Peru's presidential election is mired in uncertainty more than a week after polling day, with no clear second candidate yet confirmed to face frontrunner Keiko Fujimori in the June 7 run-off, as calls grow for the country's top electoral official to resign.
The general election was held on a Sunday but was extended by a day to address serious logistical problems, primarily in Lima, the capital. With 93.3 percent of ballots counted as of Friday, Fujimori — a conservative and daughter of former authoritarian president Alberto Fujimori — held a firm lead with 17 percent of the vote. Behind her, leftist Roberto Sanchez and ultraconservative former Lima Mayor Rafael Lopez Aliaga remained locked in an extremely tight contest for second place, separated by roughly 13,000 votes. Sanchez held 12.0 percent to Lopez Aliaga's 11.9 percent. Final results could take up to two weeks, according to Peruvian election-monitoring group Transparencia.

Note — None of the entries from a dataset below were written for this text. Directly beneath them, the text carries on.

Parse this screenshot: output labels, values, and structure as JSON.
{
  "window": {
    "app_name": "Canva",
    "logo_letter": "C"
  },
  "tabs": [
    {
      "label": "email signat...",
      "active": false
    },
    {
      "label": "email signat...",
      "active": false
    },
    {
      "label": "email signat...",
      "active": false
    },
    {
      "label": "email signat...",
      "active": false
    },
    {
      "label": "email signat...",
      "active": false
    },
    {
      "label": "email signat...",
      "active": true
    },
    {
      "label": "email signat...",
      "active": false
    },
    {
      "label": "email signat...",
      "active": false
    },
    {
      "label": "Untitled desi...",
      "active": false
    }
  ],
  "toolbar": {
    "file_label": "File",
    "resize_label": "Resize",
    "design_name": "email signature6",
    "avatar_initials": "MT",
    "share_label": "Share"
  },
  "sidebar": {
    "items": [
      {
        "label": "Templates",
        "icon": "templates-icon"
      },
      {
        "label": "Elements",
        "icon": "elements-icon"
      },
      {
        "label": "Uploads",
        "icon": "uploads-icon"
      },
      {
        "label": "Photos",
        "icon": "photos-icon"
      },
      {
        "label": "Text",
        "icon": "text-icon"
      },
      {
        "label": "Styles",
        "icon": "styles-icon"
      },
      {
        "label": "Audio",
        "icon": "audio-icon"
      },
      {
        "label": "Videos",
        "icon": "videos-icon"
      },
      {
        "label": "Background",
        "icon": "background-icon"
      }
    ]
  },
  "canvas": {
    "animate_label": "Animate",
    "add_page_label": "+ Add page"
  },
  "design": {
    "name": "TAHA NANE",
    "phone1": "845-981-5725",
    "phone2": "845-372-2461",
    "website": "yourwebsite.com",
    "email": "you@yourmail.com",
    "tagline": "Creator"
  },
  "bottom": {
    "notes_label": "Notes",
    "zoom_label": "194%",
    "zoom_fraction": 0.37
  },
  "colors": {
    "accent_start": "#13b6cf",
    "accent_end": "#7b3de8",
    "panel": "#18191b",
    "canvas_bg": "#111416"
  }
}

The drawn-out count has triggered a political crisis around Peru's National Office of Electoral Processes (ONPE) and its head, Piero Corvetto. Business leaders, including Jorge Zapata of the influential business chamber CONFIEP, and lawmakers from across the political spectrum have called on Corvetto to step down, arguing that a replacement should oversee the second round. Peru's top electoral court, the National Jury of Elections, went further, filing a criminal complaint with prosecutors against Corvetto for alleged violations of voting rights. Lopez Aliaga, one of the trailing candidates, has demanded a suspension of the count altogether, citing fraud — allegations Corvetto has flatly denied. European Union election observers have also said they found no evidence of fraud.
Adding to the tension, police discovered materials from four polling stations on a public road in Lima on Thursday, though ONPE said the votes from those stations had already been recorded. About five percent of all ballots have been flagged for review due to missing information or errors in polling station records, and will require assessment by a special electoral jury before being included in the final tally.
The prolonged uncertainty has rattled investor confidence in Peru, a major copper-producing country in South America that has experienced a decade of intense political instability. The crisis highlights the fragility of electoral institutions in a country where no president has completed a full term without impeachment, resignation, or prosecution in recent years. How the count concludes — and whether Corvetto remains in his post — will shape the credibility of the June run-off.